Главное, неясно, каким образом будет решаться главная проблема – отсутствие спроса для возобновления экономического роста. Теоретически это должно привести к новому технологическому рывку и краху старых глобальных монополий, однако пока даже известные сверхпроизводительные технологии блокируются этими монополиями весьма эффективно. Исключения – «сланцевые технологии» добычи нефти и газа и доступные 3D-принтеры, несмотря на свое значение и нарастающее распространение, – пока остаются лишь подчеркивающими правило исключениями.

Но главное заключается в том, что даже в случае нового технологического рывка массовое применение новых сверхпроизводительных и доступных технологий, недаром названных «закрывающими», сделает ненужными огромные массы работающих сегодня людей, последующая судьба которых, мягко говоря, неясна.

Выход из глобальной депрессии, в которую мы входим, изменит весь облик современного человечества, но произойдет это не очень скоро.

Потребление на песке

Ситуация в России хуже ситуации в развитых странах, так как наша экономика значительно менее разнообразна и потому менее жизнеспособна.
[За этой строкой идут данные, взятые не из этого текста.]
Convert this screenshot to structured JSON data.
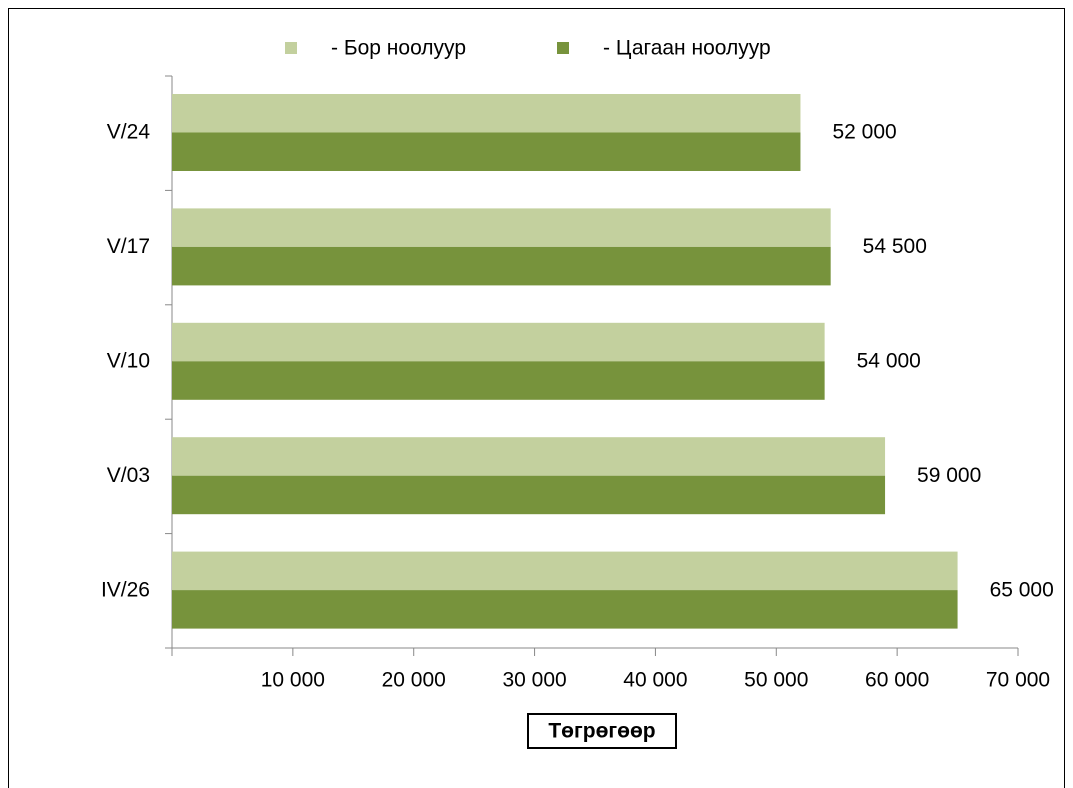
{
  "chart_data": {
    "type": "hbar",
    "categories": [
      "V/24",
      "V/17",
      "V/10",
      "V/03",
      "IV/26"
    ],
    "series": [
      {
        "name": "- Бор ноолуур",
        "color": "#c3d09e",
        "values": [
          52000,
          54500,
          54000,
          59000,
          65000
        ]
      },
      {
        "name": "- Цагаан ноолуур",
        "color": "#77933c",
        "values": [
          52000,
          54500,
          54000,
          59000,
          65000
        ],
        "value_labels": [
          "52 000",
          "54 500",
          "54 000",
          "59 000",
          "65 000"
        ]
      }
    ],
    "x_label": "Төгрөгөөр",
    "xlim": [
      0,
      70000
    ],
    "xticks": [
      {
        "value": 10000,
        "label": "10 000"
      },
      {
        "value": 20000,
        "label": "20 000"
      },
      {
        "value": 30000,
        "label": "30 000"
      },
      {
        "value": 40000,
        "label": "40 000"
      },
      {
        "value": 50000,
        "label": "50 000"
      },
      {
        "value": 60000,
        "label": "60 000"
      },
      {
        "value": 70000,
        "label": "70 000"
      }
    ],
    "legend": "top",
    "grid": false
  }
}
Все 2000-е годы пресловутое «подымание с колен» шло целиком и полностью за счет экспортной выручки, которая более чем на 60 % зависела от цен на нефть (причем эта доля неуклонно росла). Заклинания официальных пропагандистов о том, что экономический рост «во все большей степени формируется внутренним спросом», в общем, соответствовали действительности – с той маленькой поправкой, что сам этот внутренний спрос генерировался в основном все той же экспортной выручкой, просто прошедшей через большее число рук.

С 2006 года российская экономика шла уже «на двух ногах»: в дополнение к экспортной выручке фактором развития стали внешние займы. Вспоминая кликушество официальной пропаганды о «притоке иностранных инвестиций в Россию», не следует забывать о том, что 90 % этих кредитов на самом деле составляли кредиты.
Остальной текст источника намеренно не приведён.